Rather than bad actors, the protesters outside the campus gates are often regular folks trying to raise awareness about the Palestinians’ plight. Manolo De Los Santos, an organiser with The People’s Forum, a Manhattan-based activists’ group, said those joining the protests alongside students were just “ordinary New Yorkers”. “The power of this moment is that it’s everyone coming together. It’s health care workers, it’s teachers, it’s city workers. It’s ordinary people who feel so strongly.”
In this crisis, student journalists at the college newspapers have shown great integrity and strength in documenting the true story in papers from Columbia University’s Spectator to the UCLA’s Daily Bruin. Some student journalists are battling exams even as they report on protests. Student-run news websites at Yale and the University of Texas-Austin cover the action with innovative live blogs. The Daily Trojan’s print editions have stopped for the semester at the University of Southern California, but editor-in-chief Anjali Patel is keeping a reporter and photographer available at all hours to cover the protests. All during final exam season. “We are still students at the end of the day,” said Patel. The Pulitzer Prize Board took the unusual step of commending the bravery of these student journalists.
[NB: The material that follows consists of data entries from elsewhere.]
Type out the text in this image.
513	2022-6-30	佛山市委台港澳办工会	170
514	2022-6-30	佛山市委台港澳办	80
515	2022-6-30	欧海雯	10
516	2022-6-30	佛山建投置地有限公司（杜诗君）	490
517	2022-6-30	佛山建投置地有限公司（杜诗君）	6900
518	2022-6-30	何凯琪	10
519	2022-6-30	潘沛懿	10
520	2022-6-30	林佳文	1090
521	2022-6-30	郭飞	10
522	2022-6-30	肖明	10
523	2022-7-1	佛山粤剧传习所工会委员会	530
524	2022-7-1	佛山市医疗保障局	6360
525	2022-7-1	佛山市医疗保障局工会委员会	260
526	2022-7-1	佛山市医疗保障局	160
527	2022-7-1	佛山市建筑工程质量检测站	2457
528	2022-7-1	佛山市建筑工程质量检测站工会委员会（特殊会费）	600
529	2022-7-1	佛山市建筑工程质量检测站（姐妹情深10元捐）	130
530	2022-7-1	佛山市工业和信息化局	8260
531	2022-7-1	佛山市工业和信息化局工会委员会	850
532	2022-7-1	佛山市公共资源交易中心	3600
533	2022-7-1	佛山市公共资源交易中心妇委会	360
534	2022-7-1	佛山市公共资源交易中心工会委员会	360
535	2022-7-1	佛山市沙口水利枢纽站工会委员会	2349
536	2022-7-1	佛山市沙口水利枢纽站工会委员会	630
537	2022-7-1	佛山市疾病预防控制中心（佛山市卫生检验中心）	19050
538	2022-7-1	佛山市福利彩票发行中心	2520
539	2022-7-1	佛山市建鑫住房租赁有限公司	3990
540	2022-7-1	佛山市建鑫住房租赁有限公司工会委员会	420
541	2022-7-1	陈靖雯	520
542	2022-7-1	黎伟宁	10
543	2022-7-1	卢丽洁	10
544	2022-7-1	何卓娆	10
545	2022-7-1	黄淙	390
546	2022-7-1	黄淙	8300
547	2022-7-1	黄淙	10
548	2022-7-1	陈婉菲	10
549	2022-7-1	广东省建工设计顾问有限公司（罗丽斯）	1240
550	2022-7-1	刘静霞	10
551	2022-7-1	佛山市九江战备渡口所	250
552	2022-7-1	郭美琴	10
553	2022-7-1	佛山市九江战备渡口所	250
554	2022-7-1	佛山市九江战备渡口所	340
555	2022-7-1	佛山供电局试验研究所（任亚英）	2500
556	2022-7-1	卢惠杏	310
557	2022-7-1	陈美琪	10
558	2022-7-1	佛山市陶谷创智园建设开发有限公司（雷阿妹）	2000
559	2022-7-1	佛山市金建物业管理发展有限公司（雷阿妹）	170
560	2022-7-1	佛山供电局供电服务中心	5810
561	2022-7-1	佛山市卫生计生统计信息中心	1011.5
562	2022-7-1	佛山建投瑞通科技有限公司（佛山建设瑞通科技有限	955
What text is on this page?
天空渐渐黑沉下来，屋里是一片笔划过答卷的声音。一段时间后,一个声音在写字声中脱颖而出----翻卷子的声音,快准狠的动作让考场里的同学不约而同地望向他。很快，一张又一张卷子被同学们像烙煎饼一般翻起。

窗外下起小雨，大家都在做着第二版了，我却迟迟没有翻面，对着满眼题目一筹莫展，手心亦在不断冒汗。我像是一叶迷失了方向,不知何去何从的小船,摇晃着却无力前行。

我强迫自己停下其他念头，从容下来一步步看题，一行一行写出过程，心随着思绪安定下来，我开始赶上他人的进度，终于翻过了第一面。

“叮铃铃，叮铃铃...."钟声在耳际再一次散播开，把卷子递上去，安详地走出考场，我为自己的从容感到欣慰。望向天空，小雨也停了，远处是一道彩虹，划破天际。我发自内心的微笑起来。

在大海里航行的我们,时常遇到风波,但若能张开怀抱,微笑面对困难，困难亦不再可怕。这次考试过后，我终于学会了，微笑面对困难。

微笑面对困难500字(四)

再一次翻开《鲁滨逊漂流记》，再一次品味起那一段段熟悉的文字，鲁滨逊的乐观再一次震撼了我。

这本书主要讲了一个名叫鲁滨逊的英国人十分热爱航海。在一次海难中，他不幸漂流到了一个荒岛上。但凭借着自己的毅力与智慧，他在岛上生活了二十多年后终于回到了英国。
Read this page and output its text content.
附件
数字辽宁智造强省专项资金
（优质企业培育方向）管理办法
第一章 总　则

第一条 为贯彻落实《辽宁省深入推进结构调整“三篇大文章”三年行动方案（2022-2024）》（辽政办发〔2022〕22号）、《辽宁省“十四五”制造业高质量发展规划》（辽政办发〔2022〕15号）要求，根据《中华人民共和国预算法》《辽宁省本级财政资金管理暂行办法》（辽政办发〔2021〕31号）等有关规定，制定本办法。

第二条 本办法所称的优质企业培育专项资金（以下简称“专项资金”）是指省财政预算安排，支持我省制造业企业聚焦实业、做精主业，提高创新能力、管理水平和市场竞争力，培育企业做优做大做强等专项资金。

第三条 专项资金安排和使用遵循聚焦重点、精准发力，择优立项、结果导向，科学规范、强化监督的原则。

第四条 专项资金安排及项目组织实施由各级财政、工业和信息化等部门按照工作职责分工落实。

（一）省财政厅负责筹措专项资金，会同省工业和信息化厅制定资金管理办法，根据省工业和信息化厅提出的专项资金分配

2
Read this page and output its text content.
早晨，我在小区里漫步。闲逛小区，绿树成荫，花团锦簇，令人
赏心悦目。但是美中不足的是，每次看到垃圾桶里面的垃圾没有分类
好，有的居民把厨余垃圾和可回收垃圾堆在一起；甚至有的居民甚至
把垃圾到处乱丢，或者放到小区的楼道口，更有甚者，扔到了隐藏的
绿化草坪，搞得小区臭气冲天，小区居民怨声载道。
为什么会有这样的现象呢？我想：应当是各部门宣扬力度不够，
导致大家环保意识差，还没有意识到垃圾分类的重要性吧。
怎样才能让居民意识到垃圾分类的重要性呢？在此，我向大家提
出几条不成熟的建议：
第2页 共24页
At Princeton, a dozen students took the drastic step of going on a hunger strike and were joined by history professor Gyan Prakash who fasted for a day with them. Prakash was one of more than 120 faculty members who signed a letter last week condemning the “criminalisation, gross mischaracterisation and harassment of nonviolent student protesters,” and calling for the “immediate resignation” of a vice president whom they viewed as largely responsible.
At Brown University in Rhode Island, the students negotiated and reached an understanding with the administrators. They ended the encampment and the university agreed that five students would be invited to meet with members of the governing body to present their arguments to divest Brown’s endowment from “companies that facilitate the Israeli occupation of Palestinian territory”.
So, the facts change every day in this fast-moving tale on American campuses which is so closely linked to what happens on the world stage, and how America reassesses its support to Israel and how Prime Minister Benjamin Netanyahu responds.
Looking at the larger picture that the US has traditionally been pro-Israel, how are Americans responding to the Gaza situation? Mamdani said the real opposition was not in the Congress or elsewhere, it was within the Jewish community. “Since October 7, the big division in Columbia was inside the Jewish community–Zionist and anti-Zionist, war and anti-war,” he said. “Indeed, this is the big division in America, affecting Americans and the wider Jewish community in the US. It is a generational divide, questioning the relationship of Judaism and Zionism and discovering the anti-Zionist tradition within Judaism, which was very strong in the 1940s.”
Empathy is perhaps the most transformative and game-changing emotion there is, and the protesting students seem to be driven by it. It could be a coming of age of American youth, trying to discover a legitimate role for themselves in a crisis-torn world.
Lavina Melwani is a New York-based writer for several international publications and blogs at Lassi with Lavina.